As the Sqlite documentation states, dates supplied to the date
functions may have a timezone suffix i.e. "[+-]HH:MM" or just "Z".
The Sqlite input date parsing is faultless to my testing.

The catch is that there is no way to output what one inputs.
e.g. 2013-10-07 04:23:19 -04:00
There is no date_tzoffset('date') function or modifier to perform this task.
The 'utc', 'localtime' modifiers or no modifier enable one to
calculate an offset for a datetime (this offset is internally
calculated and can be calculated with some lengthy SQL).

The proposal:
1. Supply an additional '%z' substitution for strftime().
Without the 'localtime' modifier this will produce the string "Z".
With the 'localtime' modifier this will produce the string "[+-]HH:MM"

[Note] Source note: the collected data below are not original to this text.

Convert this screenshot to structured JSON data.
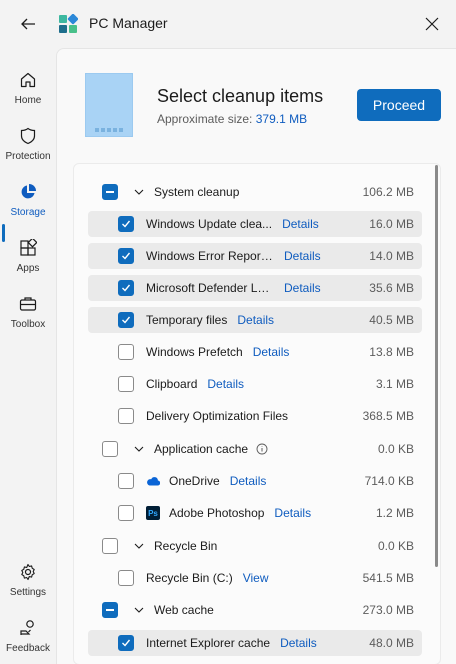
{
  "window": {
    "title": "PC Manager"
  },
  "sidebar": {
    "items": [
      {
        "label": "Home",
        "icon": "home-icon"
      },
      {
        "label": "Protection",
        "icon": "shield-icon"
      },
      {
        "label": "Storage",
        "icon": "pie-chart-icon",
        "active": true
      },
      {
        "label": "Apps",
        "icon": "apps-icon"
      },
      {
        "label": "Toolbox",
        "icon": "toolbox-icon"
      }
    ],
    "bottom": [
      {
        "label": "Settings",
        "icon": "gear-icon"
      },
      {
        "label": "Feedback",
        "icon": "feedback-icon"
      }
    ]
  },
  "header": {
    "title": "Select cleanup items",
    "approx_label": "Approximate size:",
    "approx_value": "379.1 MB",
    "proceed_label": "Proceed"
  },
  "colors": {
    "accent": "#0f6cbd",
    "link": "#0f5cbf"
  },
  "groups": [
    {
      "name": "System cleanup",
      "size": "106.2 MB",
      "state": "indeterminate",
      "items": [
        {
          "name": "Windows Update clea...",
          "link": "Details",
          "size": "16.0 MB",
          "checked": true
        },
        {
          "name": "Windows Error Report...",
          "link": "Details",
          "size": "14.0 MB",
          "checked": true
        },
        {
          "name": "Microsoft Defender Lo...",
          "link": "Details",
          "size": "35.6 MB",
          "checked": true
        },
        {
          "name": "Temporary files",
          "link": "Details",
          "size": "40.5 MB",
          "checked": true
        },
        {
          "name": "Windows Prefetch",
          "link": "Details",
          "size": "13.8 MB",
          "checked": false
        },
        {
          "name": "Clipboard",
          "link": "Details",
          "size": "3.1 MB",
          "checked": false
        },
        {
          "name": "Delivery Optimization Files",
          "link": "",
          "size": "368.5 MB",
          "checked": false
        }
      ]
    },
    {
      "name": "Application cache",
      "size": "0.0 KB",
      "state": "unchecked",
      "info": true,
      "items": [
        {
          "name": "OneDrive",
          "link": "Details",
          "size": "714.0 KB",
          "checked": false,
          "icon": "onedrive-icon"
        },
        {
          "name": "Adobe Photoshop",
          "link": "Details",
          "size": "1.2 MB",
          "checked": false,
          "icon": "photoshop-icon",
          "icon_text": "Ps"
        }
      ]
    },
    {
      "name": "Recycle Bin",
      "size": "0.0 KB",
      "state": "unchecked",
      "items": [
        {
          "name": "Recycle Bin (C:)",
          "link": "View",
          "size": "541.5 MB",
          "checked": false
        }
      ]
    },
    {
      "name": "Web cache",
      "size": "273.0 MB",
      "state": "indeterminate",
      "items": [
        {
          "name": "Internet Explorer cache",
          "link": "Details",
          "size": "48.0 MB",
          "checked": true
        }
      ]
    }
  ]
}
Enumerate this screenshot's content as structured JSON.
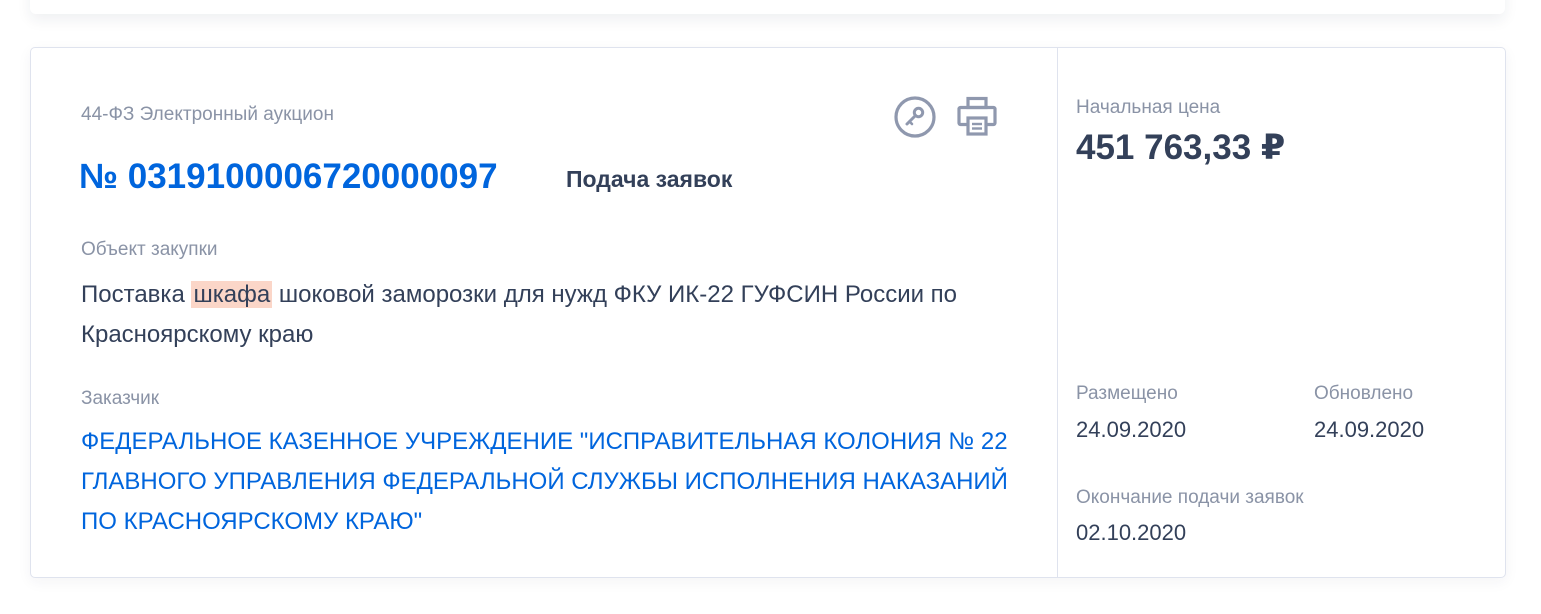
{
  "card": {
    "procurement_type": "44-ФЗ Электронный аукцион",
    "registry_number": "№ 0319100006720000097",
    "status": "Подача заявок",
    "object_label": "Объект закупки",
    "object_text": {
      "before": "Поставка ",
      "highlight": "шкафа",
      "after": " шоковой заморозки для нужд ФКУ ИК-22 ГУФСИН России по Красноярскому краю"
    },
    "customer_label": "Заказчик",
    "customer_name": "ФЕДЕРАЛЬНОЕ КАЗЕННОЕ УЧРЕЖДЕНИЕ \"ИСПРАВИТЕЛЬНАЯ КОЛОНИЯ № 22 ГЛАВНОГО УПРАВЛЕНИЯ ФЕДЕРАЛЬНОЙ СЛУЖБЫ ИСПОЛНЕНИЯ НАКАЗАНИЙ ПО КРАСНОЯРСКОМУ КРАЮ\"",
    "actions": {
      "key_icon": "key-icon",
      "print_icon": "printer-icon"
    }
  },
  "sidebar": {
    "price_label": "Начальная цена",
    "price_value": "451 763,33 ₽",
    "posted_label": "Размещено",
    "posted_value": "24.09.2020",
    "updated_label": "Обновлено",
    "updated_value": "24.09.2020",
    "deadline_label": "Окончание подачи заявок",
    "deadline_value": "02.10.2020"
  },
  "colors": {
    "link": "#0065dd",
    "text": "#334059",
    "muted": "#8a93a6",
    "highlight": "#fbd6c8",
    "icon": "#8f98ae",
    "border": "#dfe3ee"
  }
}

2. For the date(), time() and datetime() functions allow an additional
modifier (say 'tz').
This would change datetime() return value as follows:
select datetime('2019-04-21 08:03:07');  -- '2019-04-21 08:03:07'
select datetime('2019-04-21 08:03:07','tz');  -- '2019-04-21 08:03:07Z'
select datetime('2019-04-21 08:03:07','localtime');  -- '2019-04-21 18:03:07'
select datetime('2019-04-21 08:03:07','localtime','tz');  --
'2019-04-21 18:03:07+10:00'
similarly for date() and time().

This change would allow:
  select datetime(datetime('now','localtime','tz'));
To produce a correct UTC datetime.

I have a patch.
Prompted by fossil date/time handling.